Et sans doute fallait-il passer au plus vite d'une montagne vénérée à une montagne à succès avec l'Exposition universelle ; sortir de la torpeur des temps mythiques pour s'élancer dans l'instant marchand. Rares sont les pays qui peuvent se flatter de posséder une montagne présente dans les hits. En tout cas, voici la montagne réquisitionnée pour la promotion du régime. Elle était de cette nation, elle devra être nationaliste.
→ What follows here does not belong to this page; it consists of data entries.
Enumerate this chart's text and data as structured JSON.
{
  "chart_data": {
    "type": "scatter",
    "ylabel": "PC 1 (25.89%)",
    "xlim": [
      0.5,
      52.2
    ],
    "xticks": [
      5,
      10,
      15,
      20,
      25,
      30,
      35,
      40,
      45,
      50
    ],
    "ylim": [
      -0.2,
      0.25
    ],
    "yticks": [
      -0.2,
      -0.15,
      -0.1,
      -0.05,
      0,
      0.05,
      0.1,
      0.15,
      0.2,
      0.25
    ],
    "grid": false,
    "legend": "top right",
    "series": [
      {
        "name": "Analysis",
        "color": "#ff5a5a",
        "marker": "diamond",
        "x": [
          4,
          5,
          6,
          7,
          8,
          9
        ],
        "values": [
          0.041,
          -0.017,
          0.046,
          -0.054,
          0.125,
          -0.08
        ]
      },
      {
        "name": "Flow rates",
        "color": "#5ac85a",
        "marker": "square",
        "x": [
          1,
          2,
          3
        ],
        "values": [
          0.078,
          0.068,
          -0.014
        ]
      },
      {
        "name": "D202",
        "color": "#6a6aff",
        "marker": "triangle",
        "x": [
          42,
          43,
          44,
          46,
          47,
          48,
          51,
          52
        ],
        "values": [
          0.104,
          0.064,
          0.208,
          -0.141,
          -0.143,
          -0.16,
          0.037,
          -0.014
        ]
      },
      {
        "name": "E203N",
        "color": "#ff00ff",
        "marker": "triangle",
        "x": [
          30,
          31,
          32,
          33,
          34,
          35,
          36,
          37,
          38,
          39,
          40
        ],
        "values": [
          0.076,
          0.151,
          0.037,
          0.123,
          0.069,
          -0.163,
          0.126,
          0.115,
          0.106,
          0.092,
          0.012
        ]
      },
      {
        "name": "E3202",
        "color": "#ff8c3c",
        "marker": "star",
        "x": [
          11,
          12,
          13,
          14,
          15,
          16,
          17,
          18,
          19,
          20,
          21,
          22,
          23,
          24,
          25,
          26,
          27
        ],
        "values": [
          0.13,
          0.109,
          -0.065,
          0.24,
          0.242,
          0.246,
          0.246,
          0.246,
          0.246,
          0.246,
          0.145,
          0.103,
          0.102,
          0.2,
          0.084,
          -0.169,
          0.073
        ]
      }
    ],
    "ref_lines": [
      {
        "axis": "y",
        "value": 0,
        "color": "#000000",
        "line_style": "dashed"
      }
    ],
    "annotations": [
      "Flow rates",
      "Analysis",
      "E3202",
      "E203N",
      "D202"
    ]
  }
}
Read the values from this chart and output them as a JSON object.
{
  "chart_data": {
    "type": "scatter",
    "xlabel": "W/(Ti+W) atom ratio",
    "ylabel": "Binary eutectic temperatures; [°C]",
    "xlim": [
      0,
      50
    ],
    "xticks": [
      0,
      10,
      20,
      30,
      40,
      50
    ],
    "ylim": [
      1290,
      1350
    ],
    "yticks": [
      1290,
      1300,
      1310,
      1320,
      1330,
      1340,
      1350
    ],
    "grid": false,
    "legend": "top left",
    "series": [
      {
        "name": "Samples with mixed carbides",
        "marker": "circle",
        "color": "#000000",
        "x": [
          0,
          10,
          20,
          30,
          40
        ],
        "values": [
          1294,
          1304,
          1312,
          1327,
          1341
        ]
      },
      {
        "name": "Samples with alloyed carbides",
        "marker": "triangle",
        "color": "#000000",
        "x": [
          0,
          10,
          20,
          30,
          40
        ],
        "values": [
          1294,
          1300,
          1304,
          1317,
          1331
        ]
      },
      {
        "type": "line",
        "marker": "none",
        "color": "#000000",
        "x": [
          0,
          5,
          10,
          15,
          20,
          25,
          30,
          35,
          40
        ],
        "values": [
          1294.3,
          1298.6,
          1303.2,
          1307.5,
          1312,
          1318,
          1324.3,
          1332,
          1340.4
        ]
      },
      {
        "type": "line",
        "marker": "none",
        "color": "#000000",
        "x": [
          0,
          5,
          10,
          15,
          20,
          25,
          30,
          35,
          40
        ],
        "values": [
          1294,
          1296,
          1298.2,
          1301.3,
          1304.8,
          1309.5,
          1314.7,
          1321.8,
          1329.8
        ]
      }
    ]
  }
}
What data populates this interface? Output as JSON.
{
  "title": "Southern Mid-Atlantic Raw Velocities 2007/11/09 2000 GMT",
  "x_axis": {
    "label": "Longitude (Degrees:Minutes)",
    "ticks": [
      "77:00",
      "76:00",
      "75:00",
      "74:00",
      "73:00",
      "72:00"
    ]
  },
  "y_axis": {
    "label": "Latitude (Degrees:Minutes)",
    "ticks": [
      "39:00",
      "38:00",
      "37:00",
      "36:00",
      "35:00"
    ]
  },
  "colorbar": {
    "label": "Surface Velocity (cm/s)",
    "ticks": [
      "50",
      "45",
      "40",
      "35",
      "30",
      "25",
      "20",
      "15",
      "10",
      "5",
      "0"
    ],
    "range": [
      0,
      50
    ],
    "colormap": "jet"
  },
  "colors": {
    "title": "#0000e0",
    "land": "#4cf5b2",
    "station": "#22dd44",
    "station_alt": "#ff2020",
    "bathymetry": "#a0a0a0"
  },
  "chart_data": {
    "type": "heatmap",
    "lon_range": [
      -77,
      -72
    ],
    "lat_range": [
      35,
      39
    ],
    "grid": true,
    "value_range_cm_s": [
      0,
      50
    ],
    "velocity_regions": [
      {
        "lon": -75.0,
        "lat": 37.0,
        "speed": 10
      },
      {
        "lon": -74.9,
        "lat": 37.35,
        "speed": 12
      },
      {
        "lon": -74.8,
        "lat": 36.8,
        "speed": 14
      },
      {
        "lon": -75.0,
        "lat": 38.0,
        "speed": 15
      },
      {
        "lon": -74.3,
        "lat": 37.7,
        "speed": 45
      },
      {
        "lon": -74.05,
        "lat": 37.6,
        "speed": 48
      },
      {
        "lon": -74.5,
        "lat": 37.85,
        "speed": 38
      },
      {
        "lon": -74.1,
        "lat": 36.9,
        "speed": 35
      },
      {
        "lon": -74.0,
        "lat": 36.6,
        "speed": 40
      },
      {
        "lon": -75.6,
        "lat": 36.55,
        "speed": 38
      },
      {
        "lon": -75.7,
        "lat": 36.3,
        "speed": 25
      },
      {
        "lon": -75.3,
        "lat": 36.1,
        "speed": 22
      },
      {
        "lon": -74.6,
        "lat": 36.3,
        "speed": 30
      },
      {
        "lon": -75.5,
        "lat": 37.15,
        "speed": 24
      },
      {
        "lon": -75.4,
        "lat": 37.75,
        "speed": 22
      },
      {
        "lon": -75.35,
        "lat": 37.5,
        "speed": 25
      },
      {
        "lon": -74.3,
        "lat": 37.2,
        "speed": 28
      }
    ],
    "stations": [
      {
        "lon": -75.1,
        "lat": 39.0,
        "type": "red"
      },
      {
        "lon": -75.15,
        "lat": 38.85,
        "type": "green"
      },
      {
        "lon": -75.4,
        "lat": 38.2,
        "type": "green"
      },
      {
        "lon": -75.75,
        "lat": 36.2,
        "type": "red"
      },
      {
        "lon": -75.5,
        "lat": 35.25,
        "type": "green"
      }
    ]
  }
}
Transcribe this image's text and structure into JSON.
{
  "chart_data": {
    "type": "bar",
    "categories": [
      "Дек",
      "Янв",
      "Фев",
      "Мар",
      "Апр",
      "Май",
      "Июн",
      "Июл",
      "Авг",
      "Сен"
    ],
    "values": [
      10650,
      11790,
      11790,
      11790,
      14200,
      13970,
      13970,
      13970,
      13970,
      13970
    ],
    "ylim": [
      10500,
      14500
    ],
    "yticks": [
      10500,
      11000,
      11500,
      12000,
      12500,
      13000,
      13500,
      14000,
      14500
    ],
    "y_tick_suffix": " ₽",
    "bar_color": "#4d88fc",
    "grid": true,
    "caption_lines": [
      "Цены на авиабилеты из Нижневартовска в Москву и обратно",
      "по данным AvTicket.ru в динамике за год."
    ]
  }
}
Mais ceci n'est pas propre à la Chine, la marchandise avance partout sa marée noire. Dans les pays les plus avancés, on construit de fausses montagnes. Dans la Chine émergente, on rend fausses les vraies.
Mais il s'agit moins de la montagne que de nous. Car, au fond, la victime, c'est l'esprit humain qui l'a rebaptisée. C'est la crédibilité du monde pour nous qui est en jeu, la foi dans la création. Le plus affligeant est que ce qu'elle pouvait nous dire comme pilier du Ciel pourrait s'être épuisé. Cela voudrait dire que l'esprit qui s'étonne, relie, associe, imagine, signifie, s'est effacé devant le cerveau qui calcule, vend et se vante.
C'est que la rationalité bornée s'entend bien avec le profit. Allons donc, qui pourrait croire encore qu'une montagne soutiendrait le ciel ? Mais cet esprit fort « à qui on ne la fait pas », n'est-il pas mentalement plus infirme et malheureux que le contemplatif qui, par ce nom et par ce mont, voyait s'établir le lien entre terre et ciel ?
Sans le pilier du Ciel, il ne faudra pas s'étonner que ce dernier finisse par nous tomber sur la tête.
Vous aurez noté que je n'ai pas prononcé le nouveau nom. Je n'irai voir ni le film ni la montagne, mais elle restera pour moi le pilier du Ciel. Tout logique et raisonnable que je suis, c'est plutôt par ce nom qu'avec les montagnes je puis vivre en bonne intelligence.